Man könnte auch sagen, was für ein Glück, dass die Außerirdischen in Allendorf gelandet sind, denn so gelangte das Lunarium in richtige Hände und schließlich weit weg von der Erde. Anderenfalls hätte sich der Bösewicht der Geschichte, der auf die Weltherrschaft ausgerichtete Mr. X (Wolfgang Blume, Stufenleiter 5/6) dessen bemächtigt.

Würde man den Fall nun großzügig auslegen, dann hätte Allendorf zu Beginn dieser Woche die Welt gerettet. An dieser beachtenswerten Leistung hatten über 80 Menschen Anteil. Die Gesamtverantwortung trugen wieder die Musiklehrer Harald Kraehe und Daniel Miller.

Film, Musik und Gesang

Das "Movical" steht als Begriff noch nicht im Duden, es ist eine weitere Spezialität aus Allendorf. Movie steht für den Videofilm. Gedreht wurde an der Schule, außerhalb, im Rathaus bei Bürgermeister Thomas Benz, in der CBES Lollar bei Schulleiter Andrej Keller und in verschiedenen Geschäften. Musical steht für die theatralische Darstellung auf der Bühne der Schulaula. Die Schüler hatten sogar einige Lieder einstudiert. Livemusik darf dabei nicht fehlen, es spielten Michael Landmesser (Querflöte) und Beatrix Miller (Geige), Tim Lautenschläger (Bass), Jan Kraehe (Schlagzeug) und Harald Kraehe (E-Piano).

Der Handlungsstrang wechselte stetig zwischen Leinwand und Bühne. Auf der Bühne wiederum traf man die liebenswerte Familie Schmidt, die zufällig auf die Weltraumgäste traf, die Belegschaft des Mr. X (arbeitete für umsonst), den Professor Ralfenbach oder die Außerirdischen.

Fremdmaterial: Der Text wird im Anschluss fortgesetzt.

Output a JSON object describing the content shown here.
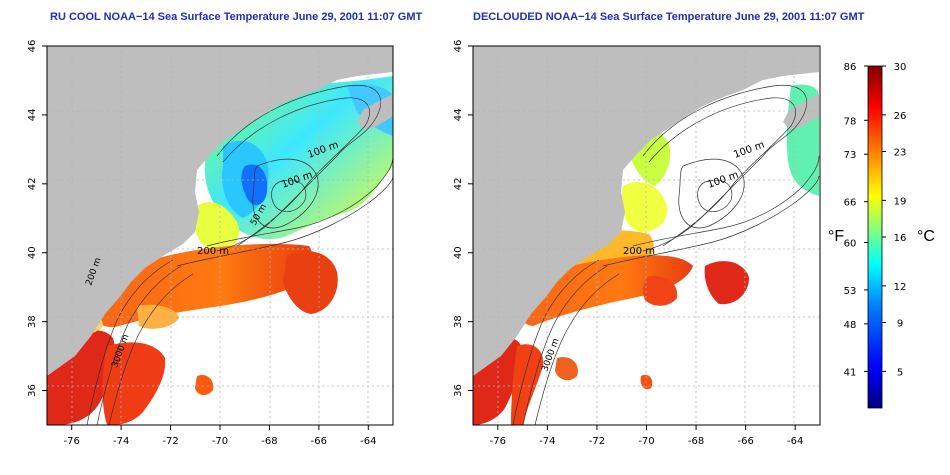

Eine schier unglaubliche Leistung, die als Gesamtkunstwerk eigentlich die Aufmerksamkeit des hessischen Kultusministeriums erlangen sollte. Ein Musical oder Theaterstück kann jede Schule, ein "Movical" ist das Alleinstellungsmerkmal von Allendorf. Manchmal profitiert sogar die ganze Welt davon.